Following the intermission chat with Gary Kulesha (Composer in Residence) and Mark Skazinetsky about Rachmaninoff and his contempories came the somewhat dissonant "Les offrandes oubliees" (The Forgotten Offerings) by Messien.  The piece is in three parts beginning with what's labelled as "Very slow, pained, profoundly sad" and is meant to represent Christ's suffering on the cross.  Apparently most of Messien's works have religious connotations.  The middle section I can only describe as a cacopheny of sound.  I noticed principal trombone, Gordon Wolfe, reposition the sound blocker behind the contrabassoonist's head, and I understand why!  The description for this segment was "Fast, ferocious, desperate, panting".  The final part was strings only, and not even all of them played.  Much quieter and depicting "the Bread of Life and of Love" it was stirring and pretty but unfortunately I was starting to hit sensory overload, and found parts repetitive since I really didn't know what to listen for.  I can tell when I'm losing concentration because I notice audience noises.  I heard a lot of coughing and program shuffling in this last bit.  Unfortunate people can't be silent during the quiet parts.

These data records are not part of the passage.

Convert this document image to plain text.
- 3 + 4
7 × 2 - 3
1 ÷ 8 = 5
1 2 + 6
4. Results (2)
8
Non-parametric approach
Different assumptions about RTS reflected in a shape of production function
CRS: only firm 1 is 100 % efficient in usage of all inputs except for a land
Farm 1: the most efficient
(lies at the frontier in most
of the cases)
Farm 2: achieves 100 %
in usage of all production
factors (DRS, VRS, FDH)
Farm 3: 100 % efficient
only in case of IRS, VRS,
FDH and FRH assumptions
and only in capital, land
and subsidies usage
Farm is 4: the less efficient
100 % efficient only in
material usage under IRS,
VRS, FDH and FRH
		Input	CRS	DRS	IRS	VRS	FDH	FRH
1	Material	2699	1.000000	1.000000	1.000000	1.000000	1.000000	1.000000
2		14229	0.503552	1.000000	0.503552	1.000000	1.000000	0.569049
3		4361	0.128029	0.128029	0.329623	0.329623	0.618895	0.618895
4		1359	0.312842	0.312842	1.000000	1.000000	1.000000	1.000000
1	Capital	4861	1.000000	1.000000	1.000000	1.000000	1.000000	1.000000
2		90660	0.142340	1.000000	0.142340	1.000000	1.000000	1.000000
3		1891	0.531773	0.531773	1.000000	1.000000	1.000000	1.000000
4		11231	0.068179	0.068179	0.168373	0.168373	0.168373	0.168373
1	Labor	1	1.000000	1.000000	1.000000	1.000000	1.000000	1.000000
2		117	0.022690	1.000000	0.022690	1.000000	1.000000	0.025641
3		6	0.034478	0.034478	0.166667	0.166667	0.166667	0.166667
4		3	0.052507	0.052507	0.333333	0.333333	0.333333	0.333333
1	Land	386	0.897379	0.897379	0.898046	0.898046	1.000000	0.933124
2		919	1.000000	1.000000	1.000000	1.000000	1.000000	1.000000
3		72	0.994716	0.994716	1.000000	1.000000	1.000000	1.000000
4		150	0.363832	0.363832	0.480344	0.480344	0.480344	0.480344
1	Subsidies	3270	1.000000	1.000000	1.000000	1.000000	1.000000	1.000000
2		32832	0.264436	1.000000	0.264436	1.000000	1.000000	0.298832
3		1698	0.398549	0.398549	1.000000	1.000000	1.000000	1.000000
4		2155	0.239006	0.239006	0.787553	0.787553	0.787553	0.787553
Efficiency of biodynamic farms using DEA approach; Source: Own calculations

Finally it was time for the showpiece of the evening, "Rhapsody on a Theme of Paganini".  I have great love for this piece and some history.  It was on the program of the first classical concert I ever went to.  The National Arts Centre Orchestra was playing "Symphonie Fantastique" which was the primary reason I went, and this was the other piece on the program.  I don't know who conducted, or who the soloist was, but I know exactly where I sat, who I went with, and that when they got to variation 18 the whole thing clicked as to why it sounded so familiar!  Well that and then realizing the dies irae theme was in both pieces explaining the combination in programming.  I was not disappointed by the TSO's version this evening either.  What I noticed was that I focused more on the orchestra part than the piano, probably because of the lack of visibility of the soloist (although principal violist, Teng Li and another musican who weren't playing the concert came and sat in front of us for this piece, so they must agree they're good orchestra watching seats).  Variation 18 was beautiful as it should be.

The audience provided a standing ovation and Gabriela Montero graciously acknowledged the orchestra before taking a seat for an encore.  A gifted improvisationalist she requested a theme from the audience and received Gershwin's "Summertime" as a reply.  After playing this a few times she completely twisted it into a rich texture providing only brief glimpses back to what it was at the beginning.  It was pretty jaw dropping.  Then she did it again.  Taking the theme of "Hockey Night in Canada" (she had requested something Canadian, and you KNOW that when that request is made "Hockey Night" is going to be thrown out there).  The person could not sing it though so one of the violinists played it for her, garnering another round of applause.  Ms. Montero ended up only taking a small snippet but that was again twisted and turned into a rich sound completely disguising the original material.

During the end of "Paganini" I noticed a gentleman in the front row taking notes (and here I thought I was the only one who did that).  Figuring he was a critic I googled for a concert review when I got home and indeed it was John Terauds of the Toronto Star.  For a more "educated" review, his can be found here.

There are now more happy memories to add to the history I have with the "Paganini Rhapsody".